A new form of carbon was discovered in 1985 by Rick Smalley and Robert Curl of Rice University. According to the American Chemical Society, the scientists created a molecule made of pure carbon by vaporizing graphite with lasers. The molecule was made of 60 carbon atoms. The buckminsterfullerene was named after an architect. The researchers who discovered the molecule won a prize in 1996. According to a study published in the Journal of Chemical Information and Modeling in 2009, buckyballs have been found to prevent the spread of HIV. The hardest non-crystalline material ever seen was found by researchers in China in 2021, when they compressed buckyballs.

Scientist with a chemistry molecular model of a buckyball. davidf via Getty Images

Scientist with a chemistry molecular model of a buckyball. (Image credit: davidf via Getty Images)

Other new, pure carbon molecules, including elliptical-shapedbuckyeggs and carbon nanotubes, have been discovered.

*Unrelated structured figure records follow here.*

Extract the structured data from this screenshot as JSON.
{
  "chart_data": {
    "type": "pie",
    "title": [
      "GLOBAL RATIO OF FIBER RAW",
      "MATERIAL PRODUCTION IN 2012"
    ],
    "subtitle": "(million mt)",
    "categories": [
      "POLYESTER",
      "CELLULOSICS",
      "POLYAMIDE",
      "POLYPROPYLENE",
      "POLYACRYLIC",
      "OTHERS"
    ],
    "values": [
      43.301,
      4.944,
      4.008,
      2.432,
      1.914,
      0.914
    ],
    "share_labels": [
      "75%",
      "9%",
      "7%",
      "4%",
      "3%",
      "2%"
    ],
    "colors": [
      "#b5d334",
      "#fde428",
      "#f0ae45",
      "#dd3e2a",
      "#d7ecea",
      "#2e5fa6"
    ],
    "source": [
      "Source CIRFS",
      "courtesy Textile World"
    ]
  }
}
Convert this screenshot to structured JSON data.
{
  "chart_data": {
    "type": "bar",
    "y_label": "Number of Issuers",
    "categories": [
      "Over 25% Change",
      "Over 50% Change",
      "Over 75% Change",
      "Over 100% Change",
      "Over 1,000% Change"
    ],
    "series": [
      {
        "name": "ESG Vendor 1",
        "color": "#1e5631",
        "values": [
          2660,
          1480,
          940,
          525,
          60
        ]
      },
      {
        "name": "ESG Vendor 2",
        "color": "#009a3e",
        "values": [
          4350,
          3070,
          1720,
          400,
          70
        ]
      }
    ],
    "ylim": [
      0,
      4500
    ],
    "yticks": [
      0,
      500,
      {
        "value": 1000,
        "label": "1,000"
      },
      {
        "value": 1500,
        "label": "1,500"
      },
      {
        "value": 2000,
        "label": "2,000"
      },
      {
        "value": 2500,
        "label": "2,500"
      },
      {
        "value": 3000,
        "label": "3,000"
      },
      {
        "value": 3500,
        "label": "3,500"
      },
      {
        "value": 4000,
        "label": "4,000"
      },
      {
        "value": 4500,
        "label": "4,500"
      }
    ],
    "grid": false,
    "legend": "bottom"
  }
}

In 2010, researchers from Japan and the United States won a prize for figuring out how to link carbon atoms together using palladium atoms, a method that enables the manufacture of large, complex carbon molecules.

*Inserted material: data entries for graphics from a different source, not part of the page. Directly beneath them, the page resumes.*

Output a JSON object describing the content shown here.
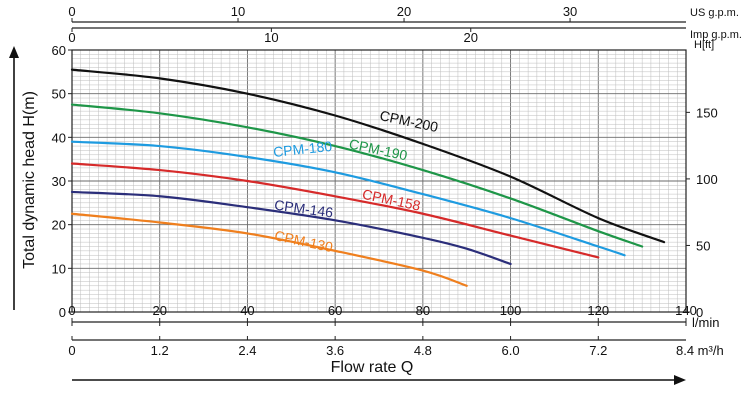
{
  "chart_data": {
    "type": "line",
    "title": "",
    "xlabel": "Flow rate Q",
    "ylabel": "Total dynamic head H(m)",
    "grid": true,
    "axes": {
      "flow_lmin": {
        "unit": "l/min",
        "ticks": [
          "0",
          "20",
          "40",
          "60",
          "80",
          "100",
          "120",
          "140"
        ],
        "range": [
          0,
          140
        ]
      },
      "flow_m3h": {
        "unit": "8.4 m³/h",
        "ticks": [
          "0",
          "1.2",
          "2.4",
          "3.6",
          "4.8",
          "6.0",
          "7.2"
        ]
      },
      "us_gpm": {
        "unit": "US g.p.m.",
        "ticks": [
          "0",
          "10",
          "20",
          "30"
        ]
      },
      "imp_gpm": {
        "unit": "Imp g.p.m.",
        "ticks": [
          "0",
          "10",
          "20"
        ]
      },
      "head_m": {
        "ticks": [
          "0",
          "10",
          "20",
          "30",
          "40",
          "50",
          "60"
        ],
        "range": [
          0,
          60
        ]
      },
      "head_ft": {
        "unit": "H[ft]",
        "ticks": [
          "0",
          "50",
          "100",
          "150"
        ]
      }
    },
    "series": [
      {
        "name": "CPM-200",
        "color": "#111111",
        "x": [
          0,
          20,
          40,
          60,
          80,
          100,
          120,
          135
        ],
        "y": [
          55.5,
          53.5,
          50,
          45,
          38.5,
          31,
          21.5,
          16
        ]
      },
      {
        "name": "CPM-190",
        "color": "#1e9648",
        "x": [
          0,
          20,
          40,
          60,
          80,
          100,
          120,
          130
        ],
        "y": [
          47.5,
          45.5,
          42.3,
          38,
          32.5,
          26,
          18.5,
          15
        ]
      },
      {
        "name": "CPM-180",
        "color": "#1e9be0",
        "x": [
          0,
          20,
          40,
          60,
          80,
          100,
          120,
          126
        ],
        "y": [
          39,
          38,
          35.5,
          32,
          27,
          21.5,
          15,
          13
        ]
      },
      {
        "name": "CPM-158",
        "color": "#d62a2a",
        "x": [
          0,
          20,
          40,
          60,
          80,
          100,
          120
        ],
        "y": [
          34,
          32.5,
          30,
          26.5,
          22.5,
          17.5,
          12.5
        ]
      },
      {
        "name": "CPM-146",
        "color": "#2b2e7a",
        "x": [
          0,
          20,
          40,
          60,
          80,
          90,
          100
        ],
        "y": [
          27.5,
          26.5,
          24,
          21,
          17,
          14.5,
          11
        ]
      },
      {
        "name": "CPM-130",
        "color": "#ef7f1e",
        "x": [
          0,
          20,
          40,
          60,
          80,
          90
        ],
        "y": [
          22.5,
          20.5,
          18,
          14,
          9.5,
          6
        ]
      }
    ]
  }
}
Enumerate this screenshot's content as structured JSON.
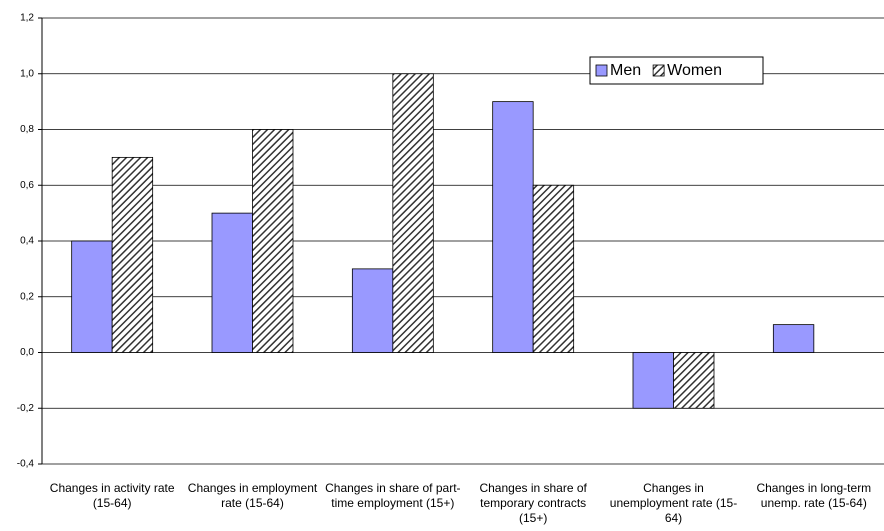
{
  "chart_data": {
    "type": "bar",
    "categories": [
      "Changes in activity rate (15-64)",
      "Changes in employment rate (15-64)",
      "Changes in share of part-time employment (15+)",
      "Changes in share of temporary contracts (15+)",
      "Changes in unemployment rate (15-64)",
      "Changes in long-term unemp. rate (15-64)"
    ],
    "series": [
      {
        "name": "Men",
        "color": "#9999ff",
        "values": [
          0.4,
          0.5,
          0.3,
          0.9,
          -0.2,
          0.1
        ]
      },
      {
        "name": "Women",
        "color": "#333333",
        "pattern": "hatch",
        "values": [
          0.7,
          0.8,
          1.0,
          0.6,
          -0.2,
          null
        ]
      }
    ],
    "ylim": [
      -0.4,
      1.2
    ],
    "yticks": [
      {
        "value": -0.4,
        "label": "-0,4"
      },
      {
        "value": -0.2,
        "label": "-0,2"
      },
      {
        "value": 0,
        "label": "0,0"
      },
      {
        "value": 0.2,
        "label": "0,2"
      },
      {
        "value": 0.4,
        "label": "0,4"
      },
      {
        "value": 0.6,
        "label": "0,6"
      },
      {
        "value": 0.8,
        "label": "0,8"
      },
      {
        "value": 1.0,
        "label": "1,0"
      },
      {
        "value": 1.2,
        "label": "1,2"
      }
    ],
    "grid": true,
    "legend": "upper right"
  }
}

Scientists and engineers are using carbon nanomaterials to build materials. A 2010 paper in the journal Nano Letters reported the invention of flexible, conductive textiles dipped in a carbon nanotubes that could be used to store energy, paving the way for Wearable batteries, solar cells and other electronics. Chemical supply companies now sell the ink.

Perhaps one of the hottest areas in carbon research today is the use of Graphene. Graphene is a sheet of carbon. It is the strongest material and is still flexible. It conducts electricity better than copper. Scientists are still discovering new things. In 2020, researchers reported in the journal Nature Physics that they could make it magnetic by stacking graphene in the right way.

Researchers in April of last year reported that they could make large amounts of mass-produced Graphene using a kitchen blender. Scientists in the Netherlands created a mathematical model to guide large-scale production in 2020. Graphene could become a huge tech material if scientists can figure out how to make lots of it. Imagine gadgets that are paper-thin. Carbon has come a long way from diamonds.

Carbon nanotubes

Rendered image of a multi walled carbon nanotube.

Rendered image of a multi walled carbon nanotube. (Image credit: ogwen via Shutterstock)

A carbon nanotubes is a structure made of carbon atoms. These tubes are used in a wide range of technologies. The tubes are so small that they are measured in nanometers. A nanometer is about 10,000 times smaller than a human hair.

Carbon nanotubes are 100 times stronger than steel, but only one-sixth as heavy, so they can add strength to almost any material.

The goal is to turn seawater into drinking water. Scientists at Lawrence Livermore National Laboratory have developed a process that can take the salt out of the water much more efficiently than traditional methods.

Under high pressure, traditional desalination processes pump in seawater. All large particles, including salts, are rejected by the membranes, allowing only clean water to pass through. The desalination plants are expensive and can only process a small amount of water.

In the study, the scientists mimicked the structure of a biological membranes, which is a matrix with pores. They used nanotubes that were 50,000 times thinner than a human hair. Only one water molecule can pass through the tube at a time, because of the small size of the nanotubes. The tube is too small to hold the salt ion.

The researchers think the new discovery has important implications for the next generation of water purification processes.

Additional reporting by a Live Science contributor.

Additional resources

Bibliography

H. King is on Geology.com. March 10, 2022.

Graphene research and their outputs: Status and prospect, was written by S.K., et al. The March 2020 edition of 5, No. 1 is here.

There are critical advances and challenges for the synthesis of carbon nanotubes and related materials.